St. Luke's University Health Network Bethlehem, PA
Daniel Yoon, MD1, Pooja Patel, DO1, Liyan Xu, MD1, Berhanu Geme, MD2 1St. Luke's University Health Network, Bethlehem, PA; 2St Luke’s University Health Network, Center Valley, PA Introduction: Herpes simplex virus (HSV) proctitis is an uncommon diagnosis in immunocompetent individuals and can be missed, especially when initial laboratory and serologic tests are negative. This case aims to show the importance of early endoscopic evaluation and tissue sampling in patients with persistent proctitis symptoms, rather than relying solely on empiric therapy or serologic testing.
Case Description/
Methods: A 29-year-old man with no significant medical history, but with a history of receptive anal intercourse, presented with a month of epigastric pain, nausea, and bloating following unprotected anal exposure. His symptoms soon worsened with rectal prolapse, bloody purulent discharge, and diarrhea. Despite negative STI screening at a sexual health clinic, his symptoms persisted.
Upon hospital admission, laboratory studies revealed a white blood cell count of 19,000. CT imaging showed small bowel intussusception, rectal wall thickening, and extensive lymphadenopathy. He was started on empiric antibiotics—ceftriaxone, doxycycline, and metronidazole—but was lost to follow-up before his symptoms resolved.

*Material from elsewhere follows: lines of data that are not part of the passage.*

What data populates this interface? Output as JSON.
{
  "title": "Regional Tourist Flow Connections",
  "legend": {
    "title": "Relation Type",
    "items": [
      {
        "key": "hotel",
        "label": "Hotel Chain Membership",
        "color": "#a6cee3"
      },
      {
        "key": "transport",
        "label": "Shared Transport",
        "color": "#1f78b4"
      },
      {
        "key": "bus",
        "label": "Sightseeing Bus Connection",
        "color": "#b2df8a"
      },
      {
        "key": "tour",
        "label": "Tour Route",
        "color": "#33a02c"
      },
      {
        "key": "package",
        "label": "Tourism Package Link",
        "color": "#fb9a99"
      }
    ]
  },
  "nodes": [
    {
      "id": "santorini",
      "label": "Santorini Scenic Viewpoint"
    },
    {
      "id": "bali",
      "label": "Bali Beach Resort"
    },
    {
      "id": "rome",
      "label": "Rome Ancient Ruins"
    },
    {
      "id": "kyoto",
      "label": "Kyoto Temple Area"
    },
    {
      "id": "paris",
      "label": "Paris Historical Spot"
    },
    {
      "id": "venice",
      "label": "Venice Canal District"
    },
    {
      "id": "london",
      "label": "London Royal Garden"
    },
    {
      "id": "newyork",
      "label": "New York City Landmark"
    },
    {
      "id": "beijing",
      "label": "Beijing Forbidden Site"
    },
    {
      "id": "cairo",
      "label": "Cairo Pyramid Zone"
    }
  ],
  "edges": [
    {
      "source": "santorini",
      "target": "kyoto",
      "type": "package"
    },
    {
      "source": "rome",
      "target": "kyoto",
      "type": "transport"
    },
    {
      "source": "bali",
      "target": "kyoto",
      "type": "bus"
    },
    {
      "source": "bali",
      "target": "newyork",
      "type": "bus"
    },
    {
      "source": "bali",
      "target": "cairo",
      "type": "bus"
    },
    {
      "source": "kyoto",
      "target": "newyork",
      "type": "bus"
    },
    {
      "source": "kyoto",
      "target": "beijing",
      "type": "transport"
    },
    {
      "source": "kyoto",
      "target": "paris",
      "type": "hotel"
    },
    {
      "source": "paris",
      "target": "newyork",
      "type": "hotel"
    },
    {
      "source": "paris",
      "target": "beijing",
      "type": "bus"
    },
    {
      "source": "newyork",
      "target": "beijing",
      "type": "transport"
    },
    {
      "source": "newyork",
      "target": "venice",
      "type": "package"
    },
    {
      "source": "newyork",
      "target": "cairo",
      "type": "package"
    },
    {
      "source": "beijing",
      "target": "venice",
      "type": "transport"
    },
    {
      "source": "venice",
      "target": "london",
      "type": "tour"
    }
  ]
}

Nearly a year later, he returned with ongoing hematochezia and fever. Subsequent colonoscopy revealed edematous, friable, and ulcerated mucosa in the rectosigmoid region. Biopsies demonstrated marked cryptitis and ulceration with confirmation of both HSV-1 and HSV-2 on the immunohistochemical staining, while stains for CMV and Treponema pallidum were negative. Notably, HSV PCR testing was negative. Discussion: This case highlights two important lessons for gastroenterologists. First, persistent proctitis symptoms should prompt early colonoscopic evaluation with tissue sampling. Relying solely on empiric treatment or serologic testing can delay diagnosis and prolong morbidity. Second, HSV proctitis can present with systemic features such as small bowel intussusception and extensive lymphadenopathy, closely mimicking inflammatory bowel disease or malignancy. Recognizing that HSV proctitis may be part of a broader inflammatory process is key to ensuring an accurate assessment and timely management.
Figure: Figure 1: (A) Localized edematous, erythematous, friable and ulcerated mucosa in the rectosigmoid and rectum; performed cold forceps biopsy to rule out colitis and IBD. (B) Immunohistochemistry stain for herpes simplex 1 & 2.
Disclosures: Daniel Yoon indicated no relevant financial relationships. Pooja Patel indicated no relevant financial relationships. Liyan Xu indicated no relevant financial relationships. Berhanu Geme indicated no relevant financial relationships.
Daniel Yoon, MD1, Pooja Patel, DO1, Liyan Xu, MD1, Berhanu Geme, MD2. P5630 - Herpes Simplex Virus Proctitis Mimicking IBD in an Immunocompetent Male: A Case Report, ACG 2025 Annual Scientific Meeting Abstracts. Phoenix, AZ: American College of Gastroenterology.